Green: Donna’s Textured Quote
Donna really embraced the green. She topped the base layer with tons of texture starting with the Moroccan tiled stencil in a deeper green. Quite subtly, she also stenciled floral patterns and leaves in three corners which she topped with brown brick, possibly created with crackle medium. Then, for the topmost layer, she used texture paste to stencil on words and the blue rose. Afterwards, it looks as though she colored the words with a brown ink pad, and possibly sprayed the color on the rose as a finishing touch.
Blue: Tamala’s Zentangled Butterflies
Tamala clearly saw the blue as a sky. It inspired her to zentangle 7 butterflies (one on the cover). Each of them has unique patterns and designs. They are intricate and beautiful. The butterflies are attached with xxxxx, so they look as though they are levitating over the page. To add to the dimension, she painted in a grey shadow beneath them. Making them look as though they are truly flying, she dripped which paint beneath the butterflies and added a black and white bakers string for movement. The journaling is a passage from J. Raymond about change, flying, and becoming comfortable with yourself.
“A butterfly whose wings have been touched, can indeed still fly…She would soak up the sun, kiss the breeze, and she would fly.”
Indigo: Paula’s Portrait
Paula kept one small indigo stripe showing as her peek-a-boo element, and created an otherwise multi-colored masterpiece. The background geometric mosaic is set off by the iridescent gold borders around each shape. The face is gorgeously collaged with hand-painted papers glued down in such a way that preserves the shadows, highlights, and proportions of the portrait. Then, setting the background apart from the face, she painted multiple values of brown in the hair and added a large flower element to draw focus.
Purple: Claire’s Praise & Patterns
Claire took on the largest pages in the book, the purple spread. She created a striped pattern on the background that is so seamless, I don’t know which one is the original color. And, although she included other colors, the spread is overall very purple forward. Atop her stripes, she white heat embossed a feather on the left page. Using her hand lettering talents, she added a bible verse using a Uniball Signo white and gold pen. On the right side, she either sprayed or pounced white through a stencil and then selectively chose some circles to color using chalk pastels.
Video Flip Through
Here is a quick flip through of the entire journal. I hope you’re able to see some of the texture and luminosity that the photos don’t capture.

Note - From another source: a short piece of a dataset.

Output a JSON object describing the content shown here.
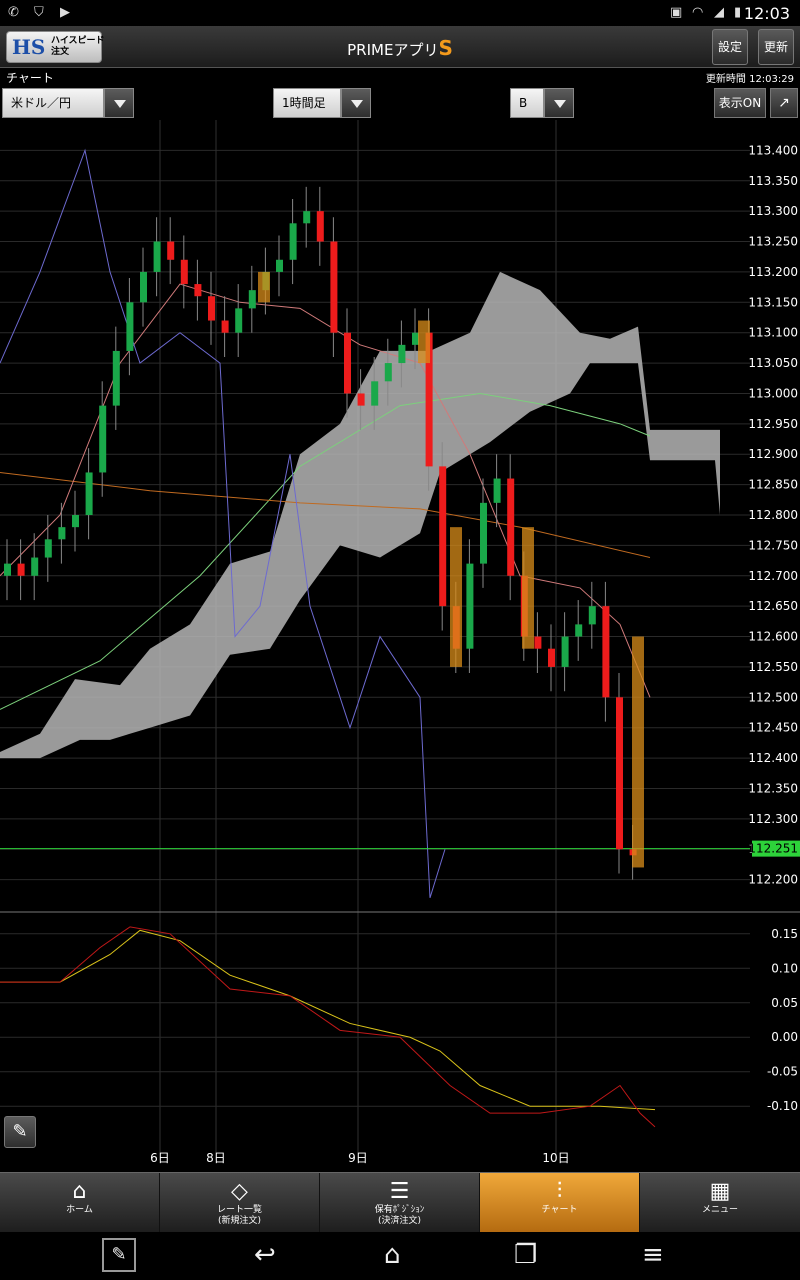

If you have friends, family, colleagues, or other artists that would be up for this, I highly recommend it. I have 6 completed journals and we currently are in the midst of the 7th round. I shared the first journal, the second journal, the third journal, the fourth here, and in the coming weeks/months, I’ll share some of the others.
Do you have any favorites from this journal? Let me know in the comments.
5 Comments. Leave new
[…] supplies they required? Check out my Art Journal Round Robin series: Part 1, Part 2, Part 3, and Part 4. To see a way to mix art journaling and bullet journaling in your own DIY planner, check out my […]
I absolutely love this idea! This would work for my teens art friends during the summer and fall when things are a little slower. Thank you!
I like the cover, Donna’s Textured Quote, and Claire’s Praise and Patterns the most!
I love this idea of a collaborative, traveling journal! I feel so inspired after reading your post to do one of my own with my friends!
I love this. I love art journaling on YouTube I just can’t draw I love to be more creative. You guys very talented that crazy that no one like orange spread.